Дружинники выразили желание хорошенько попировать на суше. Всеслав сказал им:
– Ежели мы после каждых трёх дней пути будем напиваться, то в Киев придём по льду. Минуем хотя бы Днестр! Там попируем.
Воины тут же взялись за вёсла, и лодки двинулись на восток вдоль берега. Степь цвела вся. По ней пробегали тени перистых облаков. Порывистый ветер клал на землю ковыль высотой с коня и всё ощутимее расстилал над морем медовый дух. Калокир, улегшись возле палатки, начал дремать, когда к морю выехал, обогнув курган с каменной фигурой на гребне, всадник верхом на сером степном коне. Увидев ладьи, он остановил своего коня, а затем пришпорил его опять, рванув узду влево, и поскакал галопом вдоль кромки моря, по мокрым дюнам.
– Малёк, а воткни-ка в рожу ему стрелу по самые пёрышки, – флегматично сказал Всеслав, прищуривая глаза, – это печенег!
– Не получится, ветер слишком силён, – ответил стрелок, стоявший рядом с купцом.
– А ты попытайся! Дам тебе гривну, если сумеешь.
– Нечего и пытаться.
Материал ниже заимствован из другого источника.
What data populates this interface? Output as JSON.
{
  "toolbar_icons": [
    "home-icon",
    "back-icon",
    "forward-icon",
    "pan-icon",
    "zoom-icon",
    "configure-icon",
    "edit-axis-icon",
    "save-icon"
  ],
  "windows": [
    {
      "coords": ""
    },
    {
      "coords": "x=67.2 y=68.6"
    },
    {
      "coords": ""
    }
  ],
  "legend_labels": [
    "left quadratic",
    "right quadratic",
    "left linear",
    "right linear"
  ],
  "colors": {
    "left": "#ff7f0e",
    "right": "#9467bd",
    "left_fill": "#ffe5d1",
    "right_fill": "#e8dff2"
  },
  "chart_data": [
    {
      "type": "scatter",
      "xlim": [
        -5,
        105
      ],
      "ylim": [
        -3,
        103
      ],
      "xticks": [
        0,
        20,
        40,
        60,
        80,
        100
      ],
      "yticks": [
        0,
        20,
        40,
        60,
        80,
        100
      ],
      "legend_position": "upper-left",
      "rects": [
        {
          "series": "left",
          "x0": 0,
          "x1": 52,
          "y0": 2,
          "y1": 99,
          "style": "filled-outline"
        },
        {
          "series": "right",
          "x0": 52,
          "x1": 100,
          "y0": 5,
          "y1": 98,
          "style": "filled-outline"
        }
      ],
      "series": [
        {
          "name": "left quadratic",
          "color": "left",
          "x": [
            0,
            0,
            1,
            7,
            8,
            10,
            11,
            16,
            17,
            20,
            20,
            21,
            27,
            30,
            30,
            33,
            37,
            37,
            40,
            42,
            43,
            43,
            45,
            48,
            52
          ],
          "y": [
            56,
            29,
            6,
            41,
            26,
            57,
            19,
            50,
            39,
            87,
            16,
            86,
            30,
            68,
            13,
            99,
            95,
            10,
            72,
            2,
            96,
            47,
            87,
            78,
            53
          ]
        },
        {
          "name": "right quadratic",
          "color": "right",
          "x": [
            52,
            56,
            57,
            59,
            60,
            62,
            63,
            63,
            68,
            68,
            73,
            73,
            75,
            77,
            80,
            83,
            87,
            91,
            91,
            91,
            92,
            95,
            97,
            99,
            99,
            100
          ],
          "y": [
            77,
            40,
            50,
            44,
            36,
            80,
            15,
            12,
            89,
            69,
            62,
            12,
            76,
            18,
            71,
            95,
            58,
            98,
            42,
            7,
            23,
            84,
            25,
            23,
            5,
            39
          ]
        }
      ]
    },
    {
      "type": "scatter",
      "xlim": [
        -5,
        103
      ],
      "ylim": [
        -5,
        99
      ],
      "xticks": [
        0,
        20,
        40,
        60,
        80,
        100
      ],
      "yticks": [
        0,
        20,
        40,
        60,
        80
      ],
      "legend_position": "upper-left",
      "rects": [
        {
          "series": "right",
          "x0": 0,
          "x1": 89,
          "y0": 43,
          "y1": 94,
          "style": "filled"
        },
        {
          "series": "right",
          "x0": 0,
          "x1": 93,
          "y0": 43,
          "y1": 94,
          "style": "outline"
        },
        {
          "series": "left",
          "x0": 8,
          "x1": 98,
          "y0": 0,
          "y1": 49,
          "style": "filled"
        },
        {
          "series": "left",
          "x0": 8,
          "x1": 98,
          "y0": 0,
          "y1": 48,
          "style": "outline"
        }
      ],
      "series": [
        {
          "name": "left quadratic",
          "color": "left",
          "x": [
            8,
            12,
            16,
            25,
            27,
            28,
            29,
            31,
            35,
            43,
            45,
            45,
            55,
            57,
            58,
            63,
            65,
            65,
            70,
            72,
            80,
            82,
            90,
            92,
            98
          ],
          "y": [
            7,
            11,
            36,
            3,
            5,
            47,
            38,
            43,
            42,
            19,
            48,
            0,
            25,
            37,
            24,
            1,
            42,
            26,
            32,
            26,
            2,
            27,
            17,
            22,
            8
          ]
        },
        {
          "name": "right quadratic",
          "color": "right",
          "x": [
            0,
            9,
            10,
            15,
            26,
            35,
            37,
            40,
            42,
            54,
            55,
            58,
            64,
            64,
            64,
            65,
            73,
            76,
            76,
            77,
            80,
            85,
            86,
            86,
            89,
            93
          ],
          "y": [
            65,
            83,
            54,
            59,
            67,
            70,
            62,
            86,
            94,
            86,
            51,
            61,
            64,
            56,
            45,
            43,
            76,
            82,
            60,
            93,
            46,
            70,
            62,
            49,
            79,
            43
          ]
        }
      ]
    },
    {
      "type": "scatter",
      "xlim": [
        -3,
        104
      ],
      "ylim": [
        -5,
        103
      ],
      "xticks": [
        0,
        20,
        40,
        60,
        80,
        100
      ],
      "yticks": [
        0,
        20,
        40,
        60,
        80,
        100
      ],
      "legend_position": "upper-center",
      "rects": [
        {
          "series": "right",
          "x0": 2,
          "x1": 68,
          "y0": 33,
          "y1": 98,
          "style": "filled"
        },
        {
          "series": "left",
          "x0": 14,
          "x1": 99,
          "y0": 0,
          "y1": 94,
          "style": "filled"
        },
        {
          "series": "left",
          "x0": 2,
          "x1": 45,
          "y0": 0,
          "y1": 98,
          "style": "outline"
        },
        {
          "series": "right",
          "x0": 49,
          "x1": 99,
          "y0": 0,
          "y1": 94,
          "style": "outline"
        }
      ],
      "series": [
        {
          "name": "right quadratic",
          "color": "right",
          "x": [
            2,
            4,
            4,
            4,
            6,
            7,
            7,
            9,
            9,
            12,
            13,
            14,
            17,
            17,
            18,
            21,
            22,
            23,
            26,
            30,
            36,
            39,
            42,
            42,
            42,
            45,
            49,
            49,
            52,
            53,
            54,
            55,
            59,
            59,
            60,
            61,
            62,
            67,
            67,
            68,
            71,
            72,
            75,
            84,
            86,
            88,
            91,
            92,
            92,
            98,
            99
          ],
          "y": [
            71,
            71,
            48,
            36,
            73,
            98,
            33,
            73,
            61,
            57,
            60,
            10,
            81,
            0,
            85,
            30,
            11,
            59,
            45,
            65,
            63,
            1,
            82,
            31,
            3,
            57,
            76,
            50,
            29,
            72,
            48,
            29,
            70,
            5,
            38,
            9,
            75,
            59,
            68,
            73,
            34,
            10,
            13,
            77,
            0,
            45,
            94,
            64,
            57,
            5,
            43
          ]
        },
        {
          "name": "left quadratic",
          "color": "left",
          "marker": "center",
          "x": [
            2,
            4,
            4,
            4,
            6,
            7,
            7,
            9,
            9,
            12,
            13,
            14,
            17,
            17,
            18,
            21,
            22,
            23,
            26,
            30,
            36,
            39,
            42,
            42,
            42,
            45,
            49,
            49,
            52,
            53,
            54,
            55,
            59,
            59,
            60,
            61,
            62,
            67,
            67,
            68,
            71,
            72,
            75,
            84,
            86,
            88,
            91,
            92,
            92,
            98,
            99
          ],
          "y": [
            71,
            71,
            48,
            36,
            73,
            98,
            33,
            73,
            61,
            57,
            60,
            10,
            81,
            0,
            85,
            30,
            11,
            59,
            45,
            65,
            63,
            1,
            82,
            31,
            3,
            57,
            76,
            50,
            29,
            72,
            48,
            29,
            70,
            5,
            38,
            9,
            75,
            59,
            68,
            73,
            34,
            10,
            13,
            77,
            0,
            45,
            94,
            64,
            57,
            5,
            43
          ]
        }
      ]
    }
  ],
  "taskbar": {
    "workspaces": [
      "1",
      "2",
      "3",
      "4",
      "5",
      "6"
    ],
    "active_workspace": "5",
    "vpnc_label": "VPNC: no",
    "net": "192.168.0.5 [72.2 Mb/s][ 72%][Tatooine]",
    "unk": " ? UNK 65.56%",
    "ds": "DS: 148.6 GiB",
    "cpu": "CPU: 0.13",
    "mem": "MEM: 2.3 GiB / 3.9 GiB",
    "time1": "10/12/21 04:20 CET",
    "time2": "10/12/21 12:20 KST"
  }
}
Жалко стрелу терять даром.
В это мгновение верховой опять повернул коня, и, дав ему шпоры, вихрем помчался обратно в степи.
– Он приведёт орду, – проворчал Всеслав, глядя ему вслед, – этого ещё не хватало! До Лукоморья не добрались, а уже беда.
– Интересно, с чего это вдруг Равул оделся как печенег?
Слова эти произнёс Малёк, провожая степного бродягу взглядом. Всеслав опешил.
– Да ты в уме? Что ты мелешь? Какой Равул?
– Глаз дам выколоть – это был Равул, – заявил стрелок.
– Мне тоже так показалось, – сказал сидевший на бочке Хват. Торговец обрушился на него.
– Тебе показалось? Да неужели? Вечно ты мутишь какие-то дела с этим чёртом! О чём ты с ним говорил в Царьграде, скажи на милость?
– О чём бы я с ним ни говорил – не мог он предугадать, что мы выйдем к Бугу, а не к Днепру, – ответил приказчик. Всадник, кем бы он ни был, тем временем скрылся из виду, и поднялся примятый конём ковыль.
– Будем ждать беды, – повторил Всеслав, – она неразлучна с этим шакалом!
Остаток дня прошёл без каких бы то ни было происшествий. Вечер облил прибрежную степь багрянцем. Во время ужина Калокир не сказал ни одного слова, о чём-то думая. Его мрачность передалась и всем остальным, включая Настасю. Однако, ночью она его растолкала.
– Пойдём в палатку!
Уединившись, они разделись. В этот раз Иоанн был не щедр на ласки. Быстро завершив дело, он лёг ничком и долго лежал, не двигаясь. Было слышно, что он не спит.